LoRA: runtime toggle and PEFT adapter loader#316
Conversation
| if let bias { return y + bias } | ||
| return y |
There was a problem hiding this comment.
I wonder if this should call super? Linear is simple enough and unlikely to change, but since it is a subtype it might be better to call that way. It looks like LoRALinear does it that way -- I think that is the pattern to follow
There was a problem hiding this comment.
Yes you're right, it can and updated accordingly.
| // Conversion: | ||
| // - Strip the leading `base_model.model.` prefix. | ||
| // - Rename `.lora_A.weight` -> `.lora_a`, `.lora_B.weight` -> `.lora_b`. | ||
| // - Transpose both tensors to match MLX's [in, r] / [r, out] convention. |
There was a problem hiding this comment.
I wonder if this block comment should be on fromPEFT? As it is you can only see it in the code, not in the built docs.
There was a problem hiding this comment.
Good catch. It's moved to fromPEFT.
| // Match "<encoder|model>.layers.<n>." then return the rest. This | ||
| // matches the two common backbone layouts the project uses. | ||
| let parts = path.split(separator: ".", omittingEmptySubsequences: false) | ||
| for i in 0 ..< (parts.count - 2) { |
There was a problem hiding this comment.
if parts.count is 0 or 1 this will trap -- might want to guard vs that and return nil.
There was a problem hiding this comment.
Good catch. Yes a guard needs to be in place. It's added.
davidkoski
left a comment
There was a problem hiding this comment.
Looks good, thank you!
Proposed changes
This PR adds two related, backward-compatible improvements to the LoRA infrastructure in MLXLMCommon.

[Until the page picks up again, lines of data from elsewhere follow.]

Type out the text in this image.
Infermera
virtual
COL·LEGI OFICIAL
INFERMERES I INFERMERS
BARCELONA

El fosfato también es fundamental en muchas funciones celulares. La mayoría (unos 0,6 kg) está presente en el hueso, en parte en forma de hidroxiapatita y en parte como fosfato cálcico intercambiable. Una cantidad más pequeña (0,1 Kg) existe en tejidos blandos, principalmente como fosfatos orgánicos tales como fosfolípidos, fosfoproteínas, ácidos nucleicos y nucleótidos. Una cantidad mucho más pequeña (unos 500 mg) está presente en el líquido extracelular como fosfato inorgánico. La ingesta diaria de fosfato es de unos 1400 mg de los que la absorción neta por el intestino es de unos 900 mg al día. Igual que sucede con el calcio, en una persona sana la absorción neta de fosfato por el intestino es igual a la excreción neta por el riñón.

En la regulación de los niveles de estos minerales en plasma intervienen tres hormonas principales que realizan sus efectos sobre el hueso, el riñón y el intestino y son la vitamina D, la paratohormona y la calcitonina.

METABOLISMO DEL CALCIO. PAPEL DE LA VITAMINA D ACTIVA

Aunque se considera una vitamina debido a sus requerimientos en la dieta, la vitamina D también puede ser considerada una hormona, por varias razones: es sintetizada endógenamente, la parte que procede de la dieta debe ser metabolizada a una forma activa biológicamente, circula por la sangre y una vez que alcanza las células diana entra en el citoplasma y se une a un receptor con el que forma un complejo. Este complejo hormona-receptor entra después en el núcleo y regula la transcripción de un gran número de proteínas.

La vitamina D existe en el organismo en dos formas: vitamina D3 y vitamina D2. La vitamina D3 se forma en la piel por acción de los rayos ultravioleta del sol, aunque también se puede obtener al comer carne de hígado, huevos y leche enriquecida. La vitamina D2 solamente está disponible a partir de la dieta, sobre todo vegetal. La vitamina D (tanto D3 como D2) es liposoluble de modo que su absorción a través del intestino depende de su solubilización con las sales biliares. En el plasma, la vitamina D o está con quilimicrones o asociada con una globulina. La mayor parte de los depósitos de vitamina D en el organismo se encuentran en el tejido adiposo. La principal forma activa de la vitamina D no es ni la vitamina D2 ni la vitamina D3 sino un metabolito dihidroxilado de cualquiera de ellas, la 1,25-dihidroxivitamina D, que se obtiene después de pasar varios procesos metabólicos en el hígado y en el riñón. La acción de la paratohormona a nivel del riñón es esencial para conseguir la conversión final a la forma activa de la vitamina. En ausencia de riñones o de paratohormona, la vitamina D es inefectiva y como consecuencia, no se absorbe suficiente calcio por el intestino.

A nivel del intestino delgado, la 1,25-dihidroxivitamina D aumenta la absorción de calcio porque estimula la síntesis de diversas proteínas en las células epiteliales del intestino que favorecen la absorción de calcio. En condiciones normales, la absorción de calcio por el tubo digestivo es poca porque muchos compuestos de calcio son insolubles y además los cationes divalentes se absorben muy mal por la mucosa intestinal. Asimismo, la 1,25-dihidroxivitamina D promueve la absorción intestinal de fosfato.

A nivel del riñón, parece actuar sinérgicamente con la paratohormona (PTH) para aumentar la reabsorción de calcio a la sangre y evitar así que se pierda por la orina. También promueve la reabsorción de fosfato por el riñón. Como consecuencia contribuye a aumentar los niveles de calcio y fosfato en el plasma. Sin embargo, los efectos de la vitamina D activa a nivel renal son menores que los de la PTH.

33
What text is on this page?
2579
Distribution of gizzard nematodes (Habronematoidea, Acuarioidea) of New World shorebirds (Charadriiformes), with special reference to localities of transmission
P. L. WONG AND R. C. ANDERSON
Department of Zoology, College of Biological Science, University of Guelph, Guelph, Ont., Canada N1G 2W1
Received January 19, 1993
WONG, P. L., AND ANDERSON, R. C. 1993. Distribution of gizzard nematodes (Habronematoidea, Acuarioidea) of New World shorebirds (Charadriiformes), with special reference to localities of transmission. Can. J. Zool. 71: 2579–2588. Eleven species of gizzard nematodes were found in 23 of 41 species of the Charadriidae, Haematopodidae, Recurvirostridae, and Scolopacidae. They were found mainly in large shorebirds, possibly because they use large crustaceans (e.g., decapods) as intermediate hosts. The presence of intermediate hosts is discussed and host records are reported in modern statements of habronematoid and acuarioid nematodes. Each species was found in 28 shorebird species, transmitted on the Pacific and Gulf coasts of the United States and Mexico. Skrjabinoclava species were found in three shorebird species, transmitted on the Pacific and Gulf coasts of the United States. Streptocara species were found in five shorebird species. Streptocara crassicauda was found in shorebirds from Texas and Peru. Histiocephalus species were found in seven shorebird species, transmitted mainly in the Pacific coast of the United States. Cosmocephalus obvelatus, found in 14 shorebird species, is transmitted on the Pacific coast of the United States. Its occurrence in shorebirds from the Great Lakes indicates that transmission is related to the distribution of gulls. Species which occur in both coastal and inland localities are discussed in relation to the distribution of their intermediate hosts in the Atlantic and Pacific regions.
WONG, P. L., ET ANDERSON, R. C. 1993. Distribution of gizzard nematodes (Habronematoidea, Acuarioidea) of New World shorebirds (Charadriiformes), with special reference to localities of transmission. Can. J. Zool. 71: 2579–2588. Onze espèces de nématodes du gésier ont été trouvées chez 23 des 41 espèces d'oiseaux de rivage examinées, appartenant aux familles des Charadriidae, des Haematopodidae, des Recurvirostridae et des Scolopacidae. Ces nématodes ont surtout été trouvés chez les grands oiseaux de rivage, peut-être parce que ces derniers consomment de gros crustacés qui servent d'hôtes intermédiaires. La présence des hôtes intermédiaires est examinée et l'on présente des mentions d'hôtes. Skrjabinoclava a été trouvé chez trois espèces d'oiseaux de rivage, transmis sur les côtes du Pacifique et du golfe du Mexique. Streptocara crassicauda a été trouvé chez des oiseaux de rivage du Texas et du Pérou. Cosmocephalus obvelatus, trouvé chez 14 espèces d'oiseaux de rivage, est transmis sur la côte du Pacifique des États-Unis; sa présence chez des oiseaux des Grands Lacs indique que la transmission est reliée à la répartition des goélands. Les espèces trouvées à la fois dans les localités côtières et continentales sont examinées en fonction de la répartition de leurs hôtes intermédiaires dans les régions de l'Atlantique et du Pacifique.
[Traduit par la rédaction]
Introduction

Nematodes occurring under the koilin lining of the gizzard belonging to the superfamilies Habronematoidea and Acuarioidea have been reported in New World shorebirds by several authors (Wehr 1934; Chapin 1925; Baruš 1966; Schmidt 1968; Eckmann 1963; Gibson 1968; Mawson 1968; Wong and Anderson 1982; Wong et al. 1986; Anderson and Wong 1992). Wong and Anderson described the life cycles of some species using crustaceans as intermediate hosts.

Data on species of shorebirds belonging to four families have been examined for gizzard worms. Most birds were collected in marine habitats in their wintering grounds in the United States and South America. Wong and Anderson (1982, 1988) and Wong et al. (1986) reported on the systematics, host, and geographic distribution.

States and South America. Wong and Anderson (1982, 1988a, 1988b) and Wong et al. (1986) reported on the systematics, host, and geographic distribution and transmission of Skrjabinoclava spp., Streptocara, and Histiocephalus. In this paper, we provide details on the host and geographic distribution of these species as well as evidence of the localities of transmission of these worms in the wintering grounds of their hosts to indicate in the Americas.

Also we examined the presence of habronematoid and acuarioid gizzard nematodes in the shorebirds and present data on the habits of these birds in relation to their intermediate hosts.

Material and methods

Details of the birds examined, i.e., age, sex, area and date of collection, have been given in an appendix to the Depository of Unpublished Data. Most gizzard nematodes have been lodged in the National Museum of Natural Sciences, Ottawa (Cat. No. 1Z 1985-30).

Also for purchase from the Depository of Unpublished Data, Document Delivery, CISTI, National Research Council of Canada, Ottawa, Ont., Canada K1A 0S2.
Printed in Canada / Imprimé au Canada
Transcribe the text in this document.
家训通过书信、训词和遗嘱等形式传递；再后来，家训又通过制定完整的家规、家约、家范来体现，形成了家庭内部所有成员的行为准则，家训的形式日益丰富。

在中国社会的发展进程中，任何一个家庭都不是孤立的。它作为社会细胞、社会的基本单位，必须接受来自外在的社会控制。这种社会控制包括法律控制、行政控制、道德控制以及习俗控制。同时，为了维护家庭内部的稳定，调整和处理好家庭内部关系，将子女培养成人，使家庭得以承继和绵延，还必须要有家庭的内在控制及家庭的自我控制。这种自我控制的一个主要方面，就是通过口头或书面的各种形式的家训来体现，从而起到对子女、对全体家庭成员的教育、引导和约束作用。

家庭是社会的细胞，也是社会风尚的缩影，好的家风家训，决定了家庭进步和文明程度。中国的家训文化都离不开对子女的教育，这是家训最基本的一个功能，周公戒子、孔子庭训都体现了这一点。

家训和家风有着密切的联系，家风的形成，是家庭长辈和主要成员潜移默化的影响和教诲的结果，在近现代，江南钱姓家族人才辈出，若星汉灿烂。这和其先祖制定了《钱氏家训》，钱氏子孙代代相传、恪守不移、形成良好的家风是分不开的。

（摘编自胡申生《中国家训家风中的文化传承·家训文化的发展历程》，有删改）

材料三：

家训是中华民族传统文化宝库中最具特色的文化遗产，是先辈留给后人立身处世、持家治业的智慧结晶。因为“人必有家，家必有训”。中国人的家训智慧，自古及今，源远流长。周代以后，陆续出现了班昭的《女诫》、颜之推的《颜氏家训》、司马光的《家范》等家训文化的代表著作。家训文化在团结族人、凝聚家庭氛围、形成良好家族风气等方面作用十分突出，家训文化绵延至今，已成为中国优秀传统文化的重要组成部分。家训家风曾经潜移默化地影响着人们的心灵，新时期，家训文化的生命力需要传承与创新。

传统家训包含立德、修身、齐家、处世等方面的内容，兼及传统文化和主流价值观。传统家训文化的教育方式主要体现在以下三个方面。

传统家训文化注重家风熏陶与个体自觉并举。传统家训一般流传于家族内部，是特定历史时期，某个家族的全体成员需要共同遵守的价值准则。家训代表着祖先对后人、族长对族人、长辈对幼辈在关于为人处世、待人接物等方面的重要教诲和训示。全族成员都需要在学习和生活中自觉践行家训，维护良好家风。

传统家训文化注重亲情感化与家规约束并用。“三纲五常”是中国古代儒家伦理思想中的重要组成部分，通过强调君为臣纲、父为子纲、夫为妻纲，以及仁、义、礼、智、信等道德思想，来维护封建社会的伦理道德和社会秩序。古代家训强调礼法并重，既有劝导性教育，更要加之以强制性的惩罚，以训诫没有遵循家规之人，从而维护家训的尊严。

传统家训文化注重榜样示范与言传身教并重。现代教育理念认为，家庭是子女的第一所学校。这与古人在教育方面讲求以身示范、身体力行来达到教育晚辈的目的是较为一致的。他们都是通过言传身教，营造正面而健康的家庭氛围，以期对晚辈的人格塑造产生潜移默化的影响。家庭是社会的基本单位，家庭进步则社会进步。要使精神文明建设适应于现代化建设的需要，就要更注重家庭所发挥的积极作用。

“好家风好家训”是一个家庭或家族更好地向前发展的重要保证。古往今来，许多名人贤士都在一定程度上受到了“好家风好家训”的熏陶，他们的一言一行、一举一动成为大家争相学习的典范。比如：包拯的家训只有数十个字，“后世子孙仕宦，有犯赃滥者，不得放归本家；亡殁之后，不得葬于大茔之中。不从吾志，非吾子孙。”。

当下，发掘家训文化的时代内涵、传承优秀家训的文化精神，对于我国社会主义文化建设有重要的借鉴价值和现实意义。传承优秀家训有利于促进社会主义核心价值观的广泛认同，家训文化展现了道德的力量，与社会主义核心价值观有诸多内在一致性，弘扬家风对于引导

Runtime loraEnabled toggle on LoRALayer
A new loraEnabled: Bool property on the LoRALayer protocol lets callers enable or disable the LoRA term at runtime without unloading the adapter. When false, the layer behaves as the underlying base layer (no LoRA term added).
This is needed for inference patterns that interleave LoRA-on and LoRA-off forward passes against the same model — for example, speculative decoding schemes where a LoRA-tuned drafter feeds an un-tuned verifier with a shared KV cache. Today the only way to "disable" a loaded adapter is to unload and reload it, which is too expensive to do per inference step.
Backward compatibility: Strictly additive. The default value is true (LoRA always applied, matching pre-PR behavior). External LoRALayer conformers compile unchanged because the protocol-extension default satisfies the new requirement; their toggle is silently a no-op until they opt in by adding their own stored property.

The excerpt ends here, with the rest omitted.